My system is similar to what you are thinking about, though a bit shallower.
Main pond: about 6' x 10', shelved sides. The deepest is in the middle, perhaps 30".
I used 1" PVC to plumb the water fall. USE LARGER PIPE! Mine is about 20' long and about 3' above the pond.
The upper falls is red lava boulders with some colored concrete to make them look like all one rock and allow the pipe to stick out just a tiny bit. This water falls into a 45 gallon pre-formed pond that is pretty close to a rectangle in shape. (Easy to camouflage with rocks). There is no soil on one side, and it sags. This is fine, this is where the waterfall is. About a foot high.
This water falls into the top of a stream. The excavation is 8' x 20', a large rectangle. Line the whole thing with pond liner. Then fill the sides with peat moss. I used a mesh-like weed mat to keep the peat moss to the sides, and make a winding stream through the middle.
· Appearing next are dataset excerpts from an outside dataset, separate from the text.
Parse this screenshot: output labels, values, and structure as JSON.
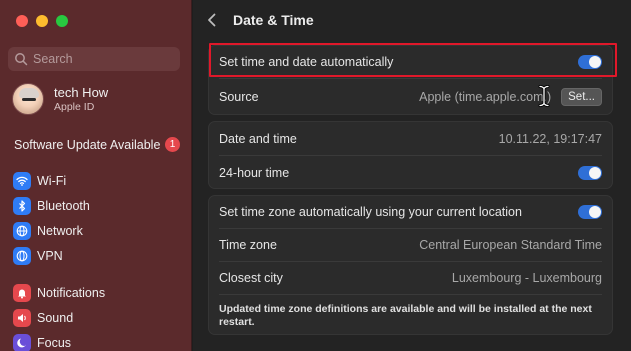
{
  "sidebar": {
    "search_placeholder": "Search",
    "profile": {
      "name": "tech How",
      "sub": "Apple ID"
    },
    "update": {
      "label": "Software Update Available",
      "badge": "1"
    },
    "items": [
      {
        "label": "Wi-Fi",
        "icon": "wifi-icon",
        "color": "#2f7cf6"
      },
      {
        "label": "Bluetooth",
        "icon": "bluetooth-icon",
        "color": "#2f7cf6"
      },
      {
        "label": "Network",
        "icon": "globe-icon",
        "color": "#2f7cf6"
      },
      {
        "label": "VPN",
        "icon": "vpn-icon",
        "color": "#2f7cf6"
      },
      {
        "label": "Notifications",
        "icon": "bell-icon",
        "color": "#e5484d"
      },
      {
        "label": "Sound",
        "icon": "speaker-icon",
        "color": "#e5484d"
      },
      {
        "label": "Focus",
        "icon": "moon-icon",
        "color": "#6a4fd8"
      }
    ]
  },
  "header": {
    "title": "Date & Time"
  },
  "card1": {
    "auto_label": "Set time and date automatically",
    "auto_on": true,
    "source_label": "Source",
    "source_value": "Apple (time.apple.com.)",
    "set_button": "Set..."
  },
  "card2": {
    "datetime_label": "Date and time",
    "datetime_value": "10.11.22, 19:17:47",
    "hour24_label": "24-hour time",
    "hour24_on": true
  },
  "card3": {
    "tz_auto_label": "Set time zone automatically using your current location",
    "tz_auto_on": true,
    "tz_label": "Time zone",
    "tz_value": "Central European Standard Time",
    "city_label": "Closest city",
    "city_value": "Luxembourg - Luxembourg",
    "note": "Updated time zone definitions are available and will be installed at the next restart."
  },
  "colors": {
    "sidebar": "#5b2a2c",
    "accent": "#2f6fd6",
    "highlight": "#e0182a"
  }
}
Cobbles (rounded river rock up to 8" diameter, but mostly 4"-6") line the pond, and partially fill the floor of the pond. Smaller rounded rock (1"-2" diameter) fills between the cobbles so the weed mat is hidden.
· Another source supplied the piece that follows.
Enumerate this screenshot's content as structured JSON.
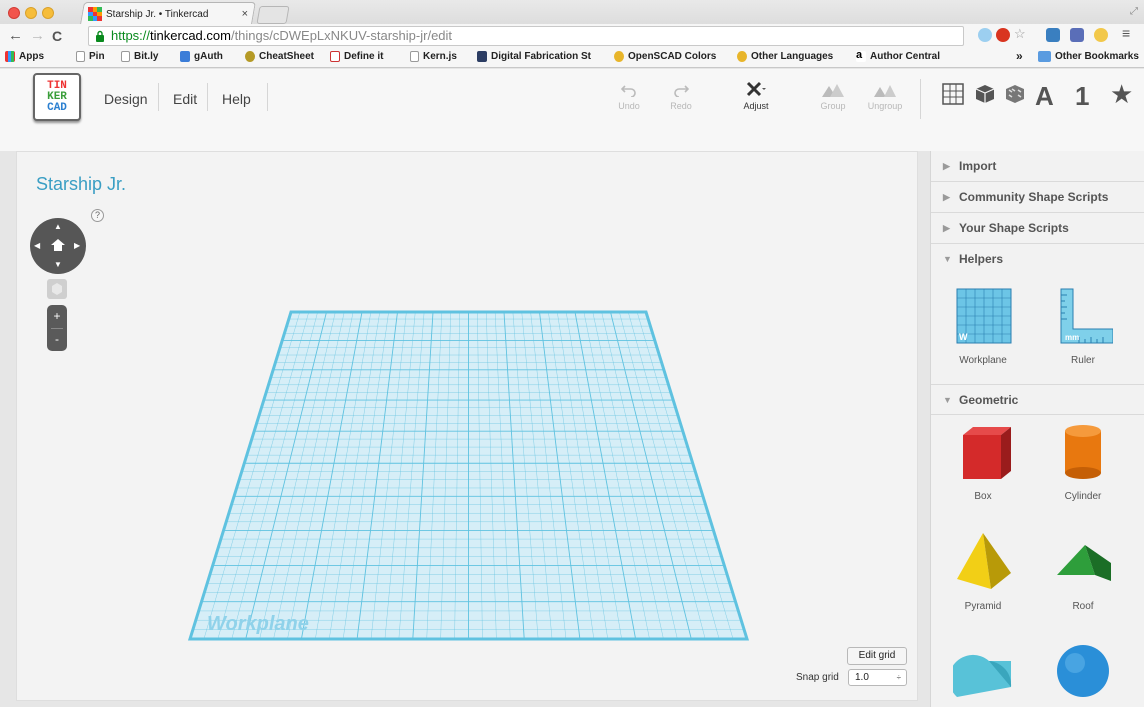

The peat moss planters vary in width, as the stream wanders through the bog. I have all sorts of marginal plants in the peat moss. Japanese Iris, Canna Lily, Calla Lily, Sedge, and others. I have tried cranberries, but they did not live.
At the end of the stream I bunched up the pond liner to hold water in the bog, and create a very small pool above the waterfall. This makes the water level flow better across the rock and out over the main pond. This fall also is about a foot, or a bit more.
I have a concrete block in the water holding up this rock. The fish like to hide in the block. I have not noticed the water getting any harder from the concrete block. It has been in there for many years, now, so any chemical reaction has already happened.
I have Goldfish in there. I have some really large plants in there, too. The pond is pretty much covered with dwarf Myriophyllum, and there are taller plants that I change as often as they die (they live through the winter, here, and live for several years).
If you looked at a cut away of the side you would see:
1) Place for the rocks that make the water fall. This is lined so any water that does not fall free of the rocks will run into the upper pond. This part is pretty much at the soil surface, and in fact the soil is higher here. When we were digging out the bog area we built up the soil in some areas for raised planters. However, in building this we put some concrete blocks in the soil to hold up the boulders.
Dug out for the upper pond. Since this is just heavy duty plastic I was not sure if it would support the boulders that are just about sitting on the edge.
Dug out for the bog. It is about 18" deep. There is a bit of a swale, but not much. The bottom slopes toward the main pond.
Between the pond and the bog is a raised area so the pond liner of the bog and the pond liner of the pond are kept high enough to keep the water in the bog, except for the area of the waterfall.
Main pond is the large part. It started off as a truck bed liner, but I could not keep it sealed, so I dug it out wider and deeper, and added shelves and used Xavan pond liner. It is not worth the extra cost. It is no more flexible than the 40 mil EPDM. Around the edges are flat rocks to hide the liner.